# Xmas exchange came through this morning



## classiclincoln (Jun 4, 2013)

Back in June 2012, we put in our annual request for Xmas week 2013 for all the Caribbean spots we like.  Used our2 BR week 15 Grande Chateau unit and lo and behold, this morning I check my email and we're confirmed for a 2 BR unit at Captain Morgan's Beach Resort in Belize!

I'm a happy camper. :whoopie:

Will start researching the area and any help with restaurants or things to do is appreciated.


----------



## shagnut (Jun 30, 2013)

Lucky You!!! I've always wanted  to  go to Belize!!!


----------



## MuranoJo (Jul 7, 2013)

Congrats!

We snagged two weeks at the Villas at Banyan Bay in Belize and went April 2012.  Really enjoyed ourselves and I have some recommendations in my TUG review if you get a chance to take a look.
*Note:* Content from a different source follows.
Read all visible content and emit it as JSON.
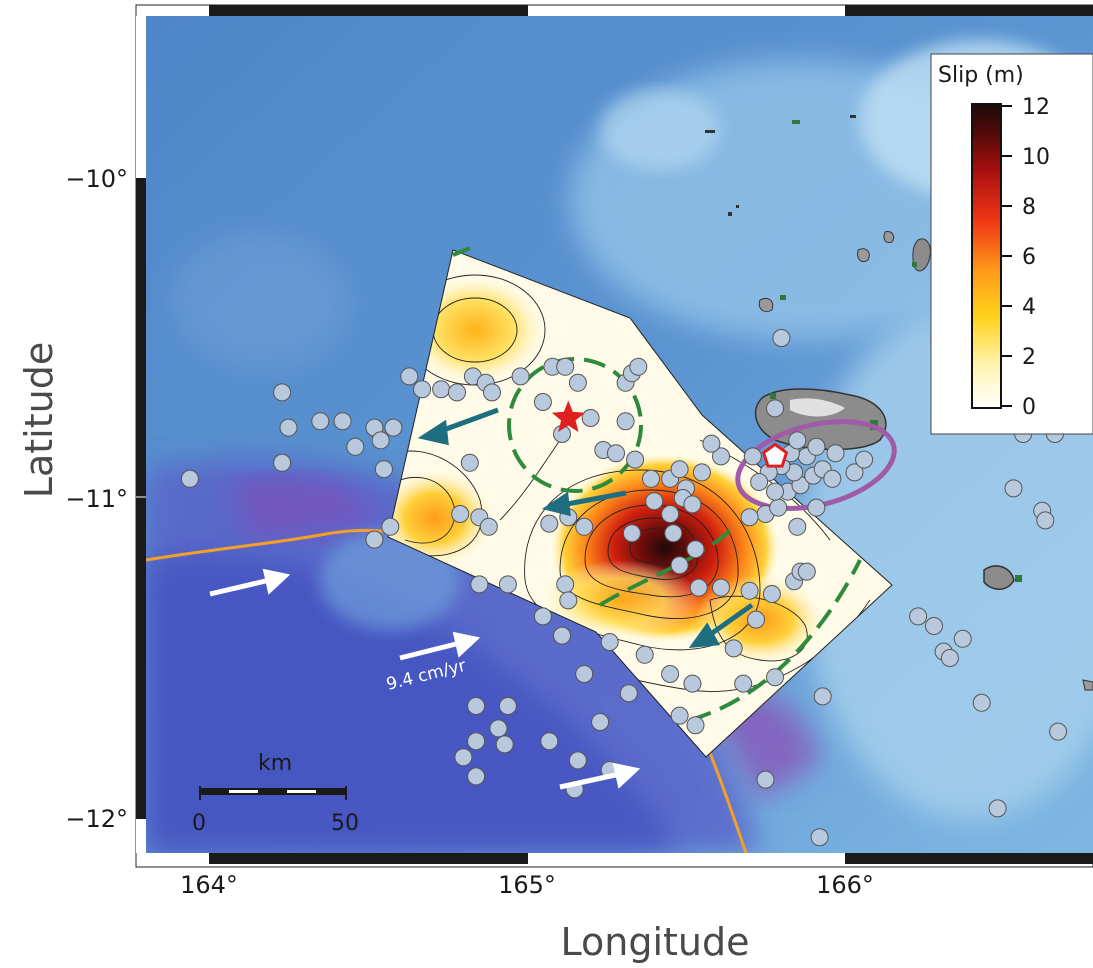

I believe there are Capt. Morgan's reviews on there, too, but perhaps you've already seen them.

Favorite restaurants for us included:
-Hidden Treasures Restaurant (outdoors but upscale)
-Wild Mango's (my favorite)
-Caramba's
-Elvi's
-Antojito's (casual and across the street from the Villas @ BB where we stayed)

However, there are a lot of good restaurants on the island, so you'll have plenty of choices.  DH really liked the BBQ chicken he got from street vendors.  Groceries were expensive as expected, so we had breakfast and lunch @ the condo most days, and always went out for dinner.  There are some wonderful bakeries, too, and we got some yummy cinnamon bread and toasted it for breakfast.

Alcohol is pretty expensive, except for beer and rum.  If you like beer, there's a Belikin distributor where you can get a case for the week.

You may want to get a golf cart as I recall Capt. Morgans was a ways out from the center of town.  Or, I believe people also take water taxis to/fro there.  You probably don't want to be taking the golf cart out there after dark.

We booked all of our snorkeling, diving, etc. trips directly from our resort, so I'm sure you can do the same.  There are also several tour groups in town.


----------



## classiclincoln (Oct 5, 2013)

Should we get our golf carts at the resort or is there another company we should look at?

Thanks!


----------



## channimal (Oct 5, 2013)

enjoy! DW and I traded into Villas Banyan Bay 6 years ago.. absolutely love the island and the diving!

oh.. and the food!


----------



## MuranoJo (Oct 8, 2013)

Our resort had an inventory of carts on site from a local vendor which could be rented daily or weekly.  But there are various vendors all over the place...I can't remember the name of the vendor our resort used.

DH just reminded me we weren't supposed to be taking carts over to the Capt. Morgans side (we didn't find out til later), so you may want to check with the resort for their advice.


----------



## classiclincoln (Dec 28, 2013)

Sitting in the Charlotte airport waiting for the next flight back.  Flight from Belize City was delayed 3 hours due to mechanical issues.  First time we've experienced this (non weather delay) in 20+ years of flying.  I read (or heard) somewhere that Belize is what Aruba was 20 years ago and it's true.  Had a great time and will post review in the Market Place soon.


----------